評価と価値 | 10月の蝉

10月の蝉

取り残されても、どこにも届かなくても、最後まで蝉らしく鳴き続けよう

一つの作品について、まるっきり正反対の書評を見た。
掲載されている新聞自体も違うのだが、片方の評者は、その作品について「非常に説明的であり、小説としての豊かさを感じない」と断定している。
もう片方の評者は、「実に豊かな小説世界を堪能した。ぜひ多くの人に読んでもらいたい」と書いている。

どちらが正しいということではないのだろうな、と思う。

人が作り出す創作物についての評価というものは、結局はその評者自体の価値観にほかならない。
ある作品について、面白いと思い、素晴らしいと感じるのは、まさしくその評者が面白がり、感動していることを表している。

高く評価する人が大多数だったり、社会の中で力を持っている人であれば、その評判は長く残り、作品自体の価値も上がる。

古典と呼ばれる世界的名作、傑作なども、つまりは「いい」というひとがたくさんいた、という意味であり、その好評が継続されてきたということを意味する。

ということは、「絶対的価値」というものは実はないのではないか、という考察にいきつく。

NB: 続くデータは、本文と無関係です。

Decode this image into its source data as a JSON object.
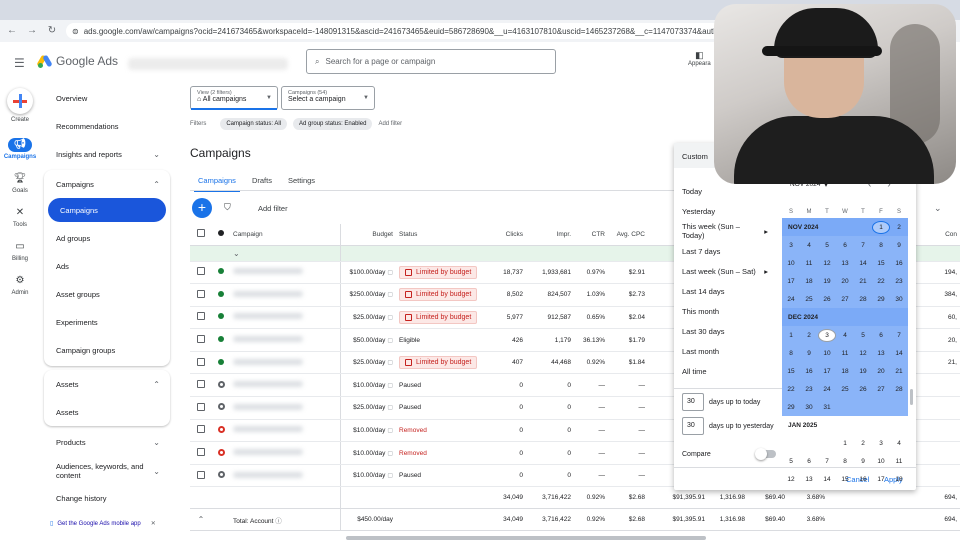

先日読んだブログで、そのブログ主が「私には世界的名作を書く力がある」と言い切っていて、ものすごい違和感を持ったのだが、その違和感の正体とはつまり、そういうことなのだ。
「世界的名作」あるいは「世界的傑作」という客観的かつ絶対的なマニュアルがあるわけではなく、基準もない。何をどう書けば名作、傑作になるのかは、ある程度のフォーマットはあるにしても、絶対確実ということはないはずなのだ。

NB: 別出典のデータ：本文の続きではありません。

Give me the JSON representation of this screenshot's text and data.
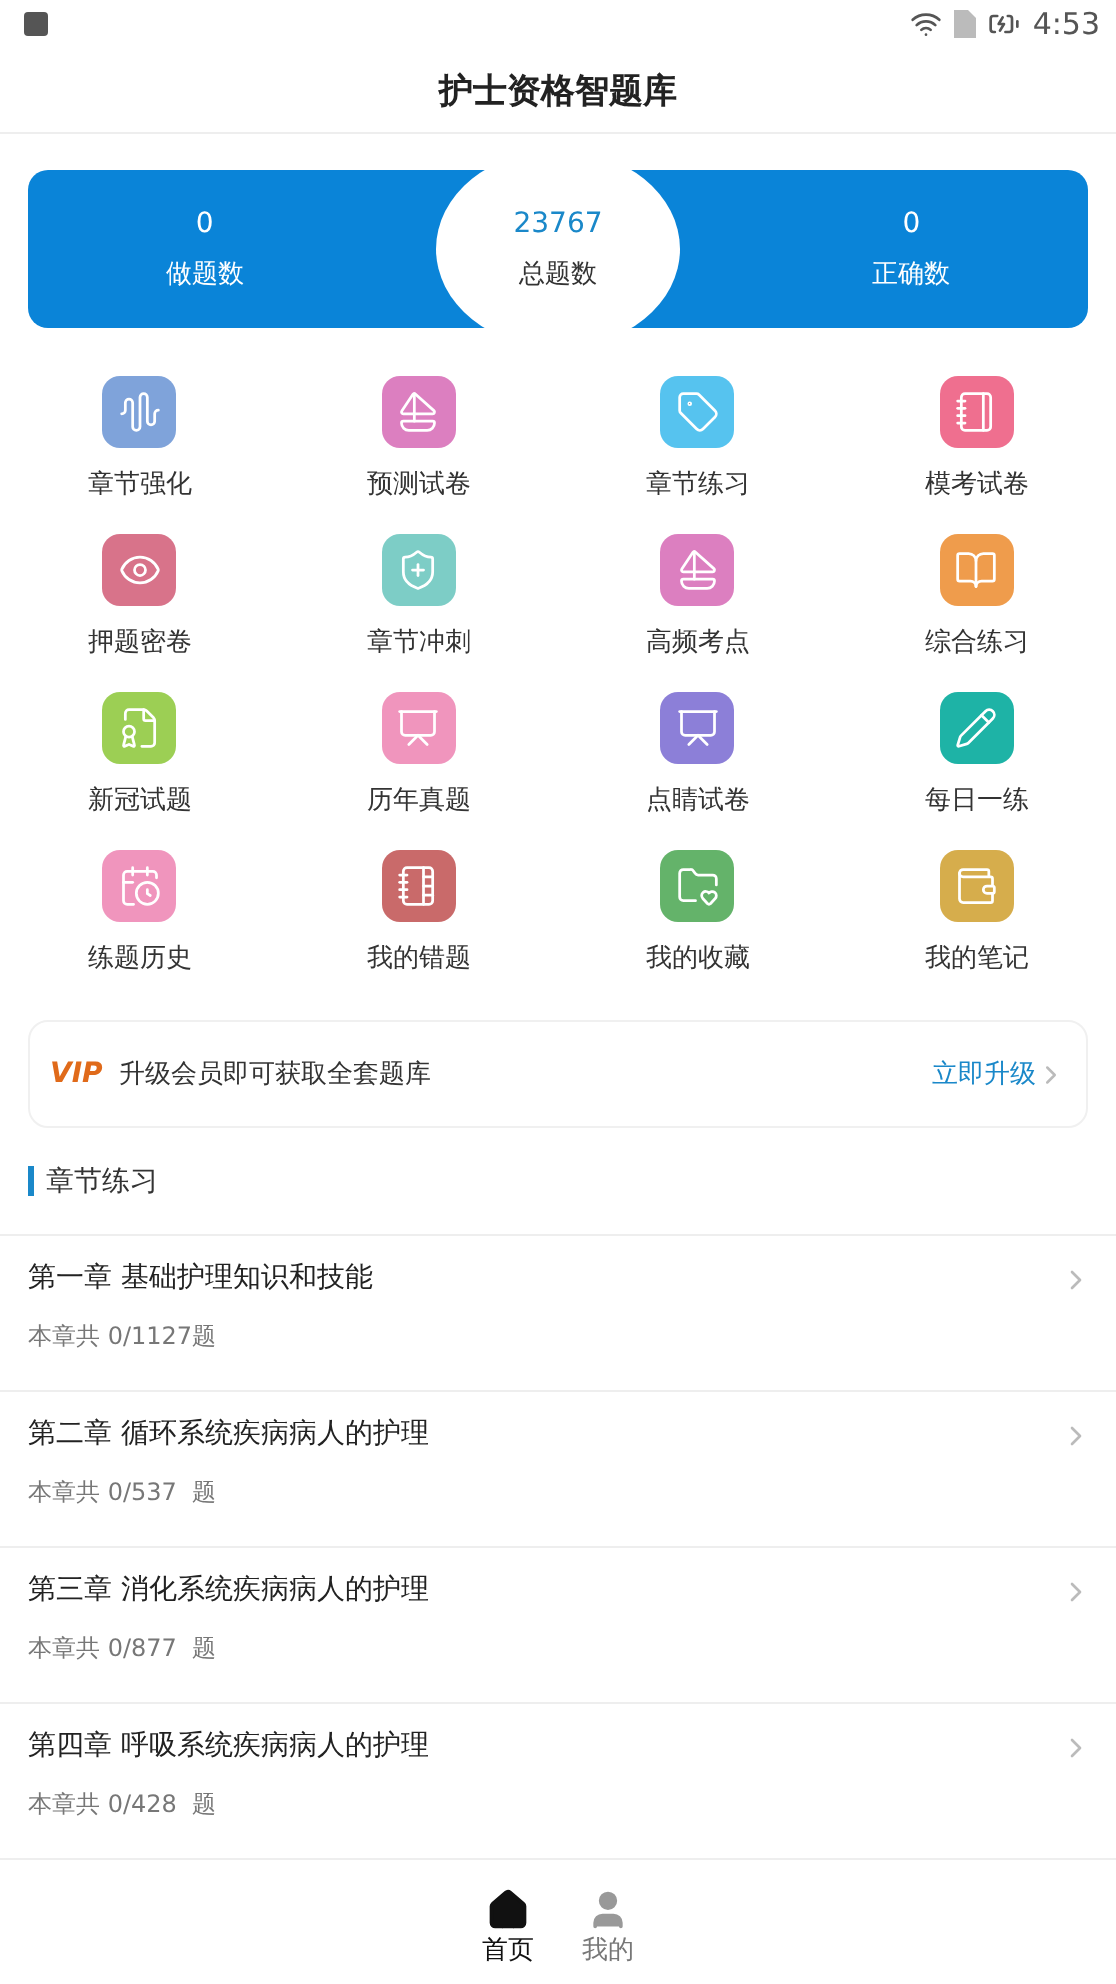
{
  "status_bar": {
    "time": "4:53"
  },
  "title": "护士资格智题库",
  "stats": [
    {
      "value": "0",
      "label": "做题数"
    },
    {
      "value": "23767",
      "label": "总题数"
    },
    {
      "value": "0",
      "label": "正确数"
    }
  ],
  "features": [
    {
      "label": "章节强化",
      "color": "#7fa3da"
    },
    {
      "label": "预测试卷",
      "color": "#dc7fc0"
    },
    {
      "label": "章节练习",
      "color": "#56c3ef"
    },
    {
      "label": "模考试卷",
      "color": "#ef6f8f"
    },
    {
      "label": "押题密卷",
      "color": "#d8738a"
    },
    {
      "label": "章节冲刺",
      "color": "#7dcdc6"
    },
    {
      "label": "高频考点",
      "color": "#dc7fc0"
    },
    {
      "label": "综合练习",
      "color": "#ef9c4c"
    },
    {
      "label": "新冠试题",
      "color": "#9ccf54"
    },
    {
      "label": "历年真题",
      "color": "#f095bd"
    },
    {
      "label": "点睛试卷",
      "color": "#8c7fd8"
    },
    {
      "label": "每日一练",
      "color": "#1eb3a6"
    },
    {
      "label": "练题历史",
      "color": "#f095bd"
    },
    {
      "label": "我的错题",
      "color": "#c96a6a"
    },
    {
      "label": "我的收藏",
      "color": "#64b36a"
    },
    {
      "label": "我的笔记",
      "color": "#d6ad4c"
    }
  ],
  "vip": {
    "badge": "VIP",
    "text": "升级会员即可获取全套题库",
    "action": "立即升级"
  },
  "section": "章节练习",
  "chapters": [
    {
      "title": "第一章 基础护理知识和技能",
      "count": "本章共 0/1127题"
    },
    {
      "title": "第二章 循环系统疾病病人的护理",
      "count": "本章共 0/537  题"
    },
    {
      "title": "第三章 消化系统疾病病人的护理",
      "count": "本章共 0/877  题"
    },
    {
      "title": "第四章 呼吸系统疾病病人的护理",
      "count": "本章共 0/428  题"
    }
  ],
  "tabs": [
    {
      "label": "首页",
      "selected": true
    },
    {
      "label": "我的",
      "selected": false
    }
  ]
}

なぜなら、それを受け取る側の価値観や評価基準が常に流動的だからである。
生前に評価されず、死後にその作品の価値が高まったといわれる芸術家はたくさんいる。でもそれは、その芸術家の生前に彼を取り巻いていた世界に見る目がなかったというわけではなく、「いいのだ」と評価する有力者に恵まれなかっただけなのかもしれない。


作品そのものに固有の価値があるのではなく、それを取り巻く世界の、評価次第で傑作と呼ばれたり駄作と呼ばれたりするんじゃないだろうか。

自分の気に入らないものを「つまらない」「くだらない」「価値がない」と見下すのは、ある種の快感を伴う行為だけれども、そういう評価を聞いて判断するという行為はあまり意味の有ることではないと思う。

「最近のはやりは何か」「いったい何を読めばいいのか教えてほしい」「おすすめはこちら」など、他人の評価で作品を見ることが主流になっているようだが、別に流行っていようがいまいが、自分が気になるものを見たり読んだり聞いたりすればいいだけなんじゃないのか、といつも思う。
参考意見としておすすめを聞くのはいいけど、それだけに頼るのはちょっともったいない気がする。
「みんながつまんないって言ってるぜー」という評価の仕方には中身がない。


ある人が口を極めてけなしているような作品は逆に興味がわく。その人がどこにそこまで否定的な感想を抱くのか、その人が評価しない部分を、私はどう思うのか、それを知りたいと思う。
読んだ結果、「同じ意見です」と思うときもあるし、「いやいや、私は十分楽しめましたよ」というときもある。そうやって自分の価値基準を作っていくのが楽しいんだと、私は思うんだけどね。

そう思えば、私の拙い作品すらも、私にとっては意味のあるものなのだ、と心強い思いになれるというものだ(笑)。